Nomisma ha realizzato il 18° Rapporto sull’Abitare 2025, che analizza l’evoluzione del mercato residenziale, nonché i cambiamenti in atto nei comportamenti e nei bisogni abitativi.

Il Rapporto fotografa un mercato residenziale che mantiene livelli di attività elevati, ma al tempo stesso, evidenzia un crescente distacco tra le dinamiche del mercato e le condizioni economiche di una parte sempre più ampia di famiglie: la casa continua a rappresentare non solo una esigenza prioritaria, ma anche un pilastro della sicurezza economica e patrimoniale degli italiani.

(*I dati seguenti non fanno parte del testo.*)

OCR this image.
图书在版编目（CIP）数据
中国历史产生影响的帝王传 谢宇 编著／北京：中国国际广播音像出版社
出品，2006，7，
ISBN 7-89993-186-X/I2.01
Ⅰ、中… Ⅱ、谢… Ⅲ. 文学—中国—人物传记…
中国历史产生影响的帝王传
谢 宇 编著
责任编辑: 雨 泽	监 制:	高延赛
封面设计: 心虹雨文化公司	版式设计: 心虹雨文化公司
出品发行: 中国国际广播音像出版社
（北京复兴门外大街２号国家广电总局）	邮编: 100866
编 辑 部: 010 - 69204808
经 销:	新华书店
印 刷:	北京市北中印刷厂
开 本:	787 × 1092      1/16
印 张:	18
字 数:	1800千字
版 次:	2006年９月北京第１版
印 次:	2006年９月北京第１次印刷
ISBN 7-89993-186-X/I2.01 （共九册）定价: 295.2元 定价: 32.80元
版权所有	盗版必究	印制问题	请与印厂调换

Sul fronte del mercato, Nomisma  stima un numero di compravendite pari a circa 770.000 transazioni, con una previsione di sostanziale stabilità nel triennio 2026-2028, con volumi che resteranno elevati seppur con ritmi di crescita più contenuti rispetto a quelli dell’anno da poco concluso.

Le erogazioni di nuovi mutui, nel 2025, risultano in forte crescita, nonostante la quota di famiglie che accede al mutuo rimane inferiore ai livelli massimi registrati nel periodo post-pandemico, a conferma di una persistente selettività dell’accesso al credito. Anche sul fronte del credito, si registra un incremento del +30,8% dell’importo dei nuovi mutui erogati.

In questo scenario, mentre il settore accelera, per un numero crescente di nuclei familiari, l’accesso alla casa si fa più complesso: il 35,8% delle famiglie considera oggi il proprio reddito adeguato a coprire le spese essenziali, mentre cresce la quota di chi lo giudica appena sufficiente o inadeguato (18,5%). Per le famiglie italiane l’acquisto di un’abitazione è diventato un obiettivo sempre più difficile da raggiungere, anche a causa degli elevati costi di acquisto in molte realtà urbane.

Infatti, si accentua la fragilità finanziaria: oltre 1/4 delle famiglie dichiara di non riuscire a risparmiare, mentre circa 1/3 segnala un’ulteriore contrazione della propria capacità di accumulo rispetto all’anno precedente.

Per la maggioranza delle famiglie in affitto (53,6%), la locazione rappresenta una necessità dettata dall’insufficienza delle risorse: nel 2025, le famiglie che hanno fatto ricorso all’affitto per periodi superiori ai sei mesi è salita dal 3,3% al 5,5%, con una maggiore incidenza tra i nuclei pi giovani, gli imprenditori e i liberi professionisti. Parallelamente, cresce la percezione della casa di proprietà come opzione economicamente meno conveniente nel suo complesso, mentre si riduce ulteriormente la componente di chi considera l’affitto una soluzione temporanea in attesa dell’acquisto.